After reviewing all the available evidence, the International Commission on Radiological Protection suggest there is a 1 in 20,000 chance of developing a fatal cancer for every 1 mSv of effective dose. Using this estimate, a broad estimate of risk from various X-ray examinations may be calculated and these are shown in Table 7.1.
|X-ray examination||Estimated risk of fatal cancer|
|Bitewing/periapical radiograph (70 kV, round collimation, D-speed film)||1 in 1,000,000|
|Bitewing/periapical radiograph (70 kV, rectangular collimation, F-speed film)||1 in 10,000,000|
|Panoramic radiograph (average)||1 in 1,000,000|
|Upper standard occlusal||1 in 2,500,000|
|Lateral cephalometric radiograph||1 in 5,000,000|
|Skull radiograph (PA)||1 in 1,000,000|
|Skull radiograph (lateral)||1 in 1,250,000|
|Chest (PA)||1 in 1,430,000|
|Chest (lateral)||1 in 540,000|
|CT head||1 in 14,300|
|CT chest||1 in 3000|
|CT abdomen||1 in 3500|
|CT mandible and maxilla||1 in 80,000 to 1 in 14,300|
|Barium swallow||1 in 13,300|
|Barium enema||1 in 9100|
|Dento-alveolar cone beam CT||1 in 2,000,000 to 1 in 30,000|
|Craniofacial cone beam CT||1 in 670,000 to 1 in 18,200|
Risk is age-dependent, being highest for the young and lowest for the elderly. The risks shown in Table 7.1 are for a 30-year-old adult. The 2004 European Guidelines on Radiation Protection in Dental Radiology recommend that these should be modified by the multiplication factors shown in Table 7.2, which represent averages for the two sexes. In fact, at all ages risks for females are slightly higher and risks for males slightly lower.

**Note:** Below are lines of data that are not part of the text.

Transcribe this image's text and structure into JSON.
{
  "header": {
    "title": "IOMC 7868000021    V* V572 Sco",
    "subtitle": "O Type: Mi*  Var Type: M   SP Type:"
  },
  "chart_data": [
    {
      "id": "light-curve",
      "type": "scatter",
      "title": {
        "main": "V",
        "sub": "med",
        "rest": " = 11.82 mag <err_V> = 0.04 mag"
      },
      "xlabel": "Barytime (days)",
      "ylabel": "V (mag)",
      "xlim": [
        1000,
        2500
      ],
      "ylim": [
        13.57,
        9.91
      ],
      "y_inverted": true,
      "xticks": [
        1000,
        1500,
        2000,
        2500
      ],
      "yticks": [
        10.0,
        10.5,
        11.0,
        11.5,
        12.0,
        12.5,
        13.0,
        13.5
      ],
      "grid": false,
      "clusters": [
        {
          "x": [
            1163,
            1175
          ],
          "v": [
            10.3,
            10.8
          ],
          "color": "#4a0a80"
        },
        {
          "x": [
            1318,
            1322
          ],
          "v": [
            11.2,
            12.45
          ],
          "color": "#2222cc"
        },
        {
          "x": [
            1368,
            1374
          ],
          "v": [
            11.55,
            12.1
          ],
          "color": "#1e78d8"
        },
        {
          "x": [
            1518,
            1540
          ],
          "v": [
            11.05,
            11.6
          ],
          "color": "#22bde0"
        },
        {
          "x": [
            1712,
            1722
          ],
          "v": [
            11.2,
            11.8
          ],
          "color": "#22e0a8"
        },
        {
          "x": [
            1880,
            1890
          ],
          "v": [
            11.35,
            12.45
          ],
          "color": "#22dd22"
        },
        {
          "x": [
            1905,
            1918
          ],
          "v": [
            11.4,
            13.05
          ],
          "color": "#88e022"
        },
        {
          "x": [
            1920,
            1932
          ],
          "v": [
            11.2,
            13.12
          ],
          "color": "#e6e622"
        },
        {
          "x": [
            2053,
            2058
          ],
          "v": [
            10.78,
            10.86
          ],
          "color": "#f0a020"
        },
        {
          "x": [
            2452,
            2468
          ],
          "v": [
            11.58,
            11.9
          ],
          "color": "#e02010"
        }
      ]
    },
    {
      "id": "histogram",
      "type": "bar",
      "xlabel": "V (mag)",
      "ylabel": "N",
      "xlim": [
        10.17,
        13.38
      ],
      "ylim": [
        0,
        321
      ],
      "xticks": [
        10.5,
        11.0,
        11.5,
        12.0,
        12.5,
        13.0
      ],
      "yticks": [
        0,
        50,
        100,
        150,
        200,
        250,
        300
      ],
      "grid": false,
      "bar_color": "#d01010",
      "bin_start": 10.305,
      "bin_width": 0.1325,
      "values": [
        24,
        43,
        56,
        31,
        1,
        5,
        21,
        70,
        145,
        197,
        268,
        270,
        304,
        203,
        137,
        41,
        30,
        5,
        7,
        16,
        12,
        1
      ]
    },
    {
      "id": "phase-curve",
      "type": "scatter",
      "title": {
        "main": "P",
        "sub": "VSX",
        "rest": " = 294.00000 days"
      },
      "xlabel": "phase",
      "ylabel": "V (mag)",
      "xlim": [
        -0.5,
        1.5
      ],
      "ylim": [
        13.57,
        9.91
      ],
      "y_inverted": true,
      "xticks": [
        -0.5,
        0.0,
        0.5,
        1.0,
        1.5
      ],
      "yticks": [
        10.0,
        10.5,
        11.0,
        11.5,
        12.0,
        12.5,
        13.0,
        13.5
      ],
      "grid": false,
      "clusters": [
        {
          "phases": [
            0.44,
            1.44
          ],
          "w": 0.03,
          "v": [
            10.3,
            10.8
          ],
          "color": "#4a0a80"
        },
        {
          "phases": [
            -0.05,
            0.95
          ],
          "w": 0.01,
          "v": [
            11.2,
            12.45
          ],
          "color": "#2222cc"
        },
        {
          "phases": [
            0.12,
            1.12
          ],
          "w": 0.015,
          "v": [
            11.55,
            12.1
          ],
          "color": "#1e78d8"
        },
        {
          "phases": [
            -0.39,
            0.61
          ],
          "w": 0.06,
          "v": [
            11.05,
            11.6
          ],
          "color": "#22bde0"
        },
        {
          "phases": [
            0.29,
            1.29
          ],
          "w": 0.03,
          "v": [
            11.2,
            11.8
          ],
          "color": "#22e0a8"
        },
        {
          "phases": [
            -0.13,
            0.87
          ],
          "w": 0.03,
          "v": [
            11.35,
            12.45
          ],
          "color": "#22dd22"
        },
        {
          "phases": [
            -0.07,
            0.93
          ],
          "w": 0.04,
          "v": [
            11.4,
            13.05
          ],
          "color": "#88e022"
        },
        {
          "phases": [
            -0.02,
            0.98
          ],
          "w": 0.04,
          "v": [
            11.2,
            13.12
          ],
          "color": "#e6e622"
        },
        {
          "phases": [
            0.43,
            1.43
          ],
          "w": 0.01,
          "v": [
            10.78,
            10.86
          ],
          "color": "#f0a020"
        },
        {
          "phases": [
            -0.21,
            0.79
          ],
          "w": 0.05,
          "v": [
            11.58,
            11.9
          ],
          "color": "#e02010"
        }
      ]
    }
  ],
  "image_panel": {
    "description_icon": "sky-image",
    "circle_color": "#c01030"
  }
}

|Age group (yr)||Multiplication factor for risk|
This epidemiological information is being updated continually and recent reports suggest that the risk from low-dose radiation may be considerably greater than thought previously. However, the present figures at least provide an idea of the comparative order of magnitude of the risk involved from different investigations. Dental radiology employs low doses of radiation and hence the risk of stochastic cancer-induction is very small. However, the total number of intraoral and extraoral dental radiographs taken is very high – estimated at around 20 million per year in the UK alone. It is thought that diagnostic radiology (medical and dental) is responsible for about 700 cases of cancer per year in the UK of which about 10 cases are attributable to dental radiology – hence the need for the practical radiation measures outlined later.